Digital banking is deciding whether banks will remain profitable. If you still doubt this truism, look no further.
We are in the period of Q3 quarterly financial results. The time of reckoning for banks, FMCG companies and other verticals to report to their shareholders.
While many results in the FMCG sector have been disappointing (although expected), the banking sector is showing some ‘glimmer of hope’ for investors and everyone interested in seeing the economy recover from doldrums.
However, there seems to be another bright spot coming from banking results so far released. While revenue from their core- interest income seems to be declining or not growing fast enough, revenue from fees and commission are seeing an upward trend.
In the case of GTBank PLC, interest income increased to NGN181 billion from NGN172 billion reported last year. This represents just about 5.2% year on year growth.
Conversely, GTBank reported that its revenue from fees and commission grew by 27.2% to NGN50,4 billion in Q3. Last year, GTBank recorded just about NGN39,6 billion for the same item.
What is this telling us?
Banking is becoming digital and automated than ever before. Apart from strategic imperatives and a stuttering economy which compels financial services providers to cut cost across expenditure pipelines, the times are changing very fast.
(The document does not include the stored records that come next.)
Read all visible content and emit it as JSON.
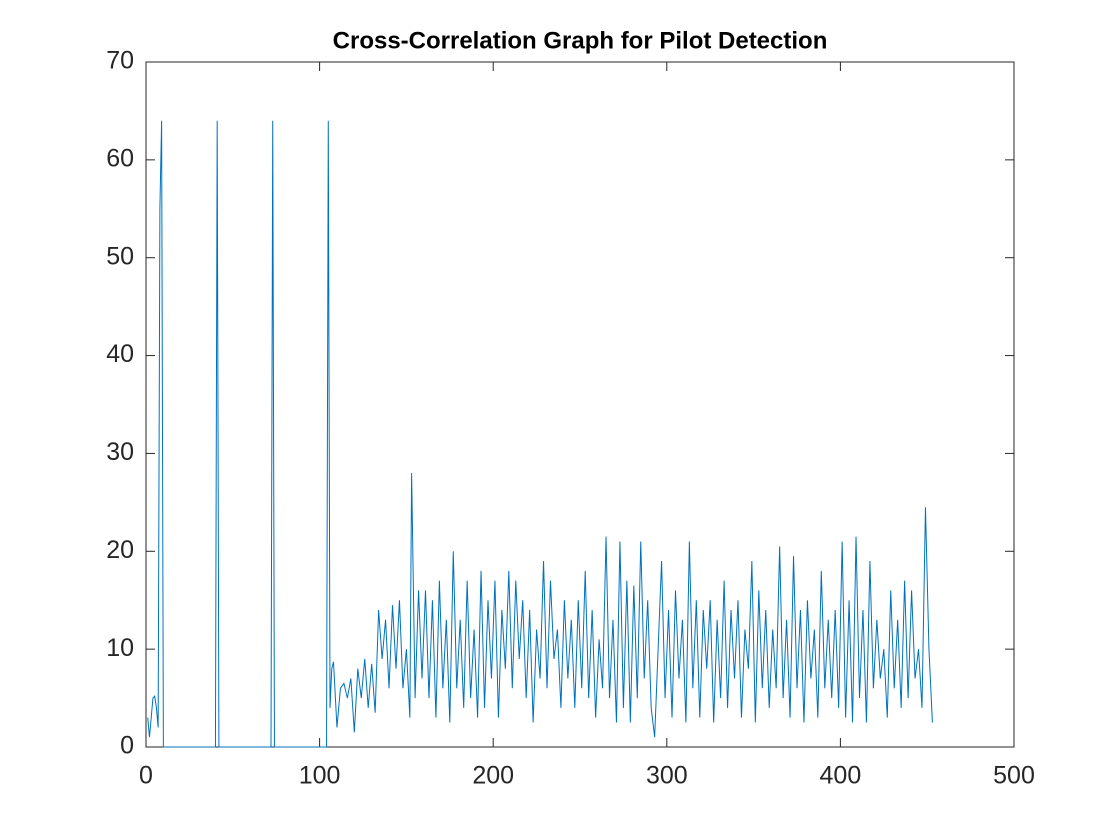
{
  "chart_data": {
    "type": "line",
    "title": "Cross-Correlation Graph for Pilot Detection",
    "x": [
      1,
      2,
      3,
      4,
      5,
      6,
      7,
      8,
      9,
      10,
      40,
      41,
      42,
      72,
      73,
      74,
      104,
      105,
      106,
      107,
      108,
      110,
      112,
      114,
      116,
      118,
      120,
      122,
      124,
      126,
      128,
      130,
      132,
      134,
      136,
      138,
      140,
      142,
      144,
      146,
      148,
      150,
      152,
      153,
      155,
      157,
      159,
      161,
      163,
      165,
      167,
      169,
      171,
      173,
      175,
      177,
      179,
      181,
      183,
      185,
      187,
      189,
      191,
      193,
      195,
      197,
      199,
      201,
      203,
      205,
      207,
      209,
      211,
      213,
      215,
      217,
      219,
      221,
      223,
      225,
      227,
      229,
      231,
      233,
      235,
      237,
      239,
      241,
      243,
      245,
      247,
      249,
      251,
      253,
      255,
      257,
      259,
      261,
      263,
      265,
      267,
      269,
      271,
      273,
      275,
      277,
      279,
      281,
      283,
      285,
      287,
      289,
      291,
      293,
      295,
      297,
      299,
      301,
      303,
      305,
      307,
      309,
      311,
      313,
      315,
      317,
      319,
      321,
      323,
      325,
      327,
      329,
      331,
      333,
      335,
      337,
      339,
      341,
      343,
      345,
      347,
      349,
      351,
      353,
      355,
      357,
      359,
      361,
      363,
      365,
      367,
      369,
      371,
      373,
      375,
      377,
      379,
      381,
      383,
      385,
      387,
      389,
      391,
      393,
      395,
      397,
      399,
      401,
      403,
      405,
      407,
      409,
      411,
      413,
      415,
      417,
      419,
      421,
      423,
      425,
      427,
      429,
      431,
      433,
      435,
      437,
      439,
      441,
      443,
      445,
      447,
      449,
      451,
      453
    ],
    "values": [
      3,
      1,
      3,
      5,
      5.2,
      4,
      2,
      55,
      64,
      0,
      0,
      64,
      0,
      0,
      64,
      0,
      0,
      64,
      4,
      8,
      8.7,
      2,
      6,
      6.5,
      5,
      7,
      1.5,
      8,
      5,
      9,
      4,
      8.5,
      3.5,
      14,
      9,
      13,
      6,
      14.5,
      8,
      15,
      6,
      10,
      3,
      28,
      5,
      16,
      7,
      16,
      5,
      15,
      3,
      17,
      6,
      13,
      2.5,
      20,
      6,
      13,
      4,
      17,
      5,
      12,
      3,
      18,
      4,
      15,
      7,
      17,
      3,
      14,
      8,
      18,
      6,
      17,
      9,
      15,
      5,
      14,
      2.5,
      12,
      7,
      19,
      6,
      17,
      9,
      12,
      4,
      15,
      7,
      13,
      4,
      15,
      6,
      18,
      5,
      14,
      3,
      11,
      6,
      21.5,
      5,
      13,
      2.5,
      21,
      4,
      17,
      2.5,
      16.5,
      5,
      21,
      7,
      15,
      4,
      1,
      10,
      19,
      5,
      14,
      3,
      16,
      7,
      13,
      2.5,
      21,
      6,
      15,
      3,
      14,
      8,
      15,
      2.5,
      13,
      5,
      17,
      4,
      14,
      7,
      15,
      3,
      12,
      8,
      19,
      2.5,
      16,
      6,
      14,
      4,
      12,
      6,
      20.5,
      5,
      13,
      3,
      19.5,
      6,
      14,
      2.5,
      15,
      7,
      12,
      3,
      18,
      6,
      13,
      5,
      14,
      4,
      21,
      3,
      15,
      2.5,
      21.5,
      5,
      14,
      2.5,
      19,
      6,
      13,
      7,
      10,
      3,
      16,
      6,
      13,
      4,
      17,
      5,
      16,
      7,
      10,
      4,
      24.5,
      10,
      2.5
    ],
    "color": "#0072bd",
    "xlim": [
      0,
      500
    ],
    "xticks": [
      0,
      100,
      200,
      300,
      400,
      500
    ],
    "ylim": [
      0,
      70
    ],
    "yticks": [
      0,
      10,
      20,
      30,
      40,
      50,
      60,
      70
    ]
  }
}
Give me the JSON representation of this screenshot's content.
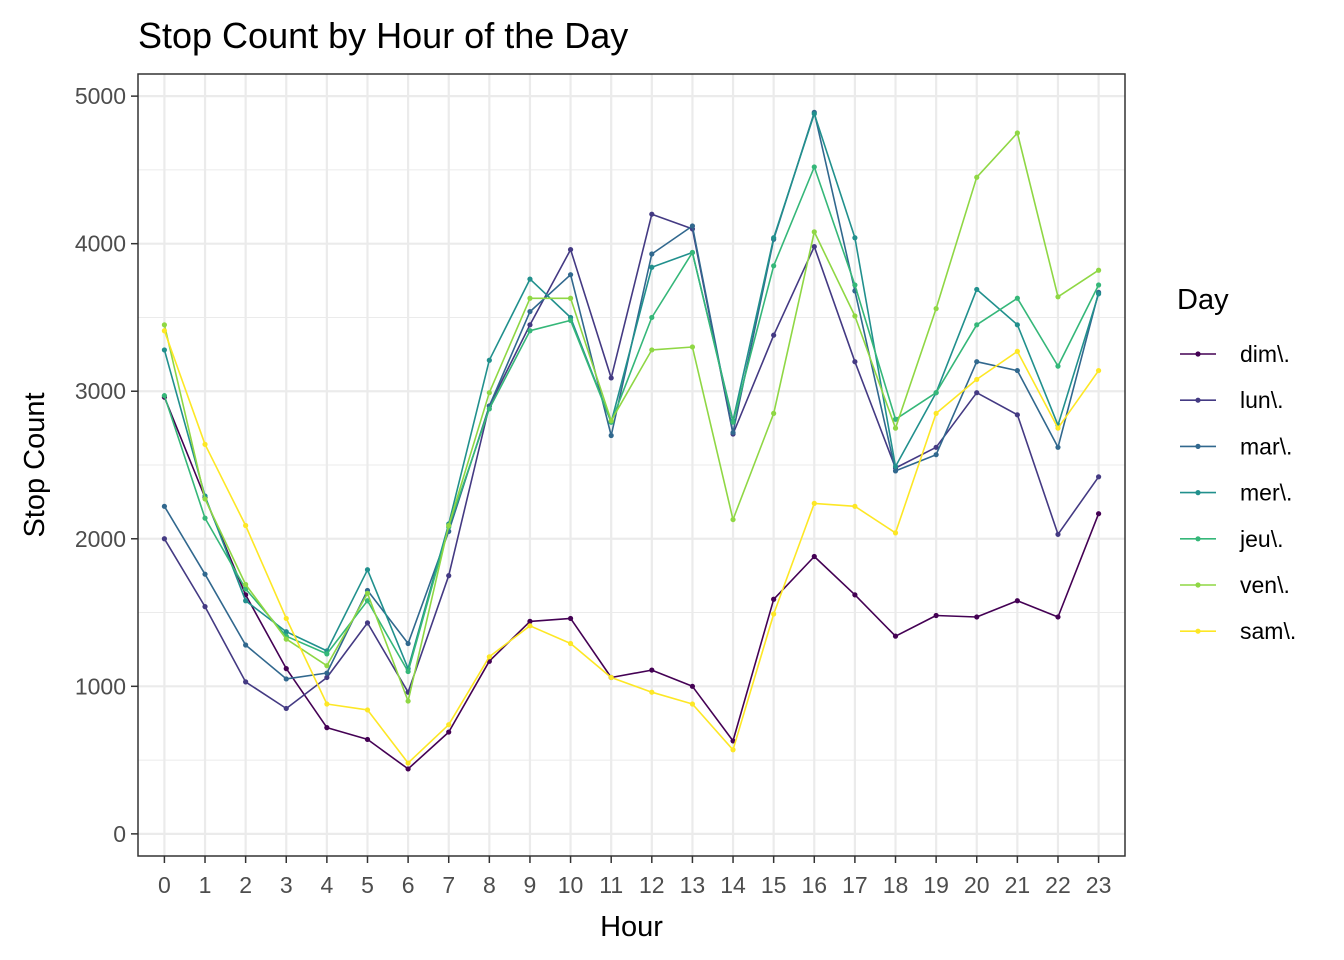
{
  "chart_data": {
    "type": "line",
    "title": "Stop Count by Hour of the Day",
    "xlabel": "Hour",
    "ylabel": "Stop Count",
    "x": [
      0,
      1,
      2,
      3,
      4,
      5,
      6,
      7,
      8,
      9,
      10,
      11,
      12,
      13,
      14,
      15,
      16,
      17,
      18,
      19,
      20,
      21,
      22,
      23
    ],
    "x_ticks": [
      "0",
      "1",
      "2",
      "3",
      "4",
      "5",
      "6",
      "7",
      "8",
      "9",
      "10",
      "11",
      "12",
      "13",
      "14",
      "15",
      "16",
      "17",
      "18",
      "19",
      "20",
      "21",
      "22",
      "23"
    ],
    "ylim": [
      -150,
      5150
    ],
    "y_ticks": [
      0,
      1000,
      2000,
      3000,
      4000,
      5000
    ],
    "grid": true,
    "legend_title": "Day",
    "legend_position": "right",
    "series": [
      {
        "name": "dim\\.",
        "color": "#440154",
        "values": [
          2960,
          2280,
          1620,
          1120,
          720,
          640,
          440,
          690,
          1170,
          1440,
          1460,
          1060,
          1110,
          1000,
          630,
          1590,
          1880,
          1620,
          1340,
          1480,
          1470,
          1580,
          1470,
          2170
        ]
      },
      {
        "name": "lun\\.",
        "color": "#443a83",
        "values": [
          2000,
          1540,
          1030,
          850,
          1060,
          1430,
          960,
          1750,
          2900,
          3450,
          3960,
          3090,
          4200,
          4100,
          2710,
          3380,
          3980,
          3200,
          2480,
          2620,
          2990,
          2840,
          2030,
          2420
        ]
      },
      {
        "name": "mar\\.",
        "color": "#31688e",
        "values": [
          2220,
          1760,
          1280,
          1050,
          1090,
          1650,
          1290,
          2050,
          2900,
          3540,
          3790,
          2700,
          3930,
          4120,
          2720,
          4030,
          4890,
          3680,
          2460,
          2570,
          3200,
          3140,
          2620,
          3670
        ]
      },
      {
        "name": "mer\\.",
        "color": "#21908d",
        "values": [
          3280,
          2290,
          1580,
          1370,
          1240,
          1790,
          1120,
          2100,
          3210,
          3760,
          3500,
          2790,
          3840,
          3940,
          2800,
          4040,
          4880,
          4040,
          2490,
          2990,
          3690,
          3450,
          2770,
          3660
        ]
      },
      {
        "name": "jeu\\.",
        "color": "#35b779",
        "values": [
          2970,
          2140,
          1660,
          1340,
          1220,
          1580,
          1100,
          2080,
          2880,
          3410,
          3480,
          2790,
          3500,
          3940,
          2790,
          3850,
          4520,
          3720,
          2810,
          2990,
          3450,
          3630,
          3170,
          3720
        ]
      },
      {
        "name": "ven\\.",
        "color": "#8fd744",
        "values": [
          3450,
          2270,
          1690,
          1320,
          1140,
          1630,
          900,
          2090,
          2990,
          3630,
          3630,
          2800,
          3280,
          3300,
          2130,
          2850,
          4080,
          3510,
          2750,
          3560,
          4450,
          4750,
          3640,
          3820
        ]
      },
      {
        "name": "sam\\.",
        "color": "#fde725",
        "values": [
          3410,
          2640,
          2090,
          1460,
          880,
          840,
          480,
          740,
          1200,
          1410,
          1290,
          1060,
          960,
          880,
          570,
          1490,
          2240,
          2220,
          2040,
          2850,
          3080,
          3270,
          2750,
          3140
        ]
      }
    ]
  }
}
Data has now become the mainstay of telecom providers to stay afloat, banks will also need to take digital banking more serious than just a means to reducing overheads and cutting redundancy.
A major challenge confronting digitisation of financial services in Nigeria has been the slow roll-out of telecom infrastructure to back the ambition. Banks are also over-fixated on the short term bottom-line. Infrastructure bottlenecks might take a while to get cleared, banks will need to put digital at the centre of everything they do. Union Bank PLC gained more revenue when Atlas Mara Limited its majority owner revamped its digital relevance.
Digital banking is more than mobile money transfer or online banking. It is the future of financial services, where money is longer seen as a sacred minted paper and banks are no longer fancy buildings with heavy security presence.
Digital banking puts the customer in charge of their financial futures and allow banks to concentrate on what matters i.e working with entrepreneurs to build sustainable businesses and create jobs.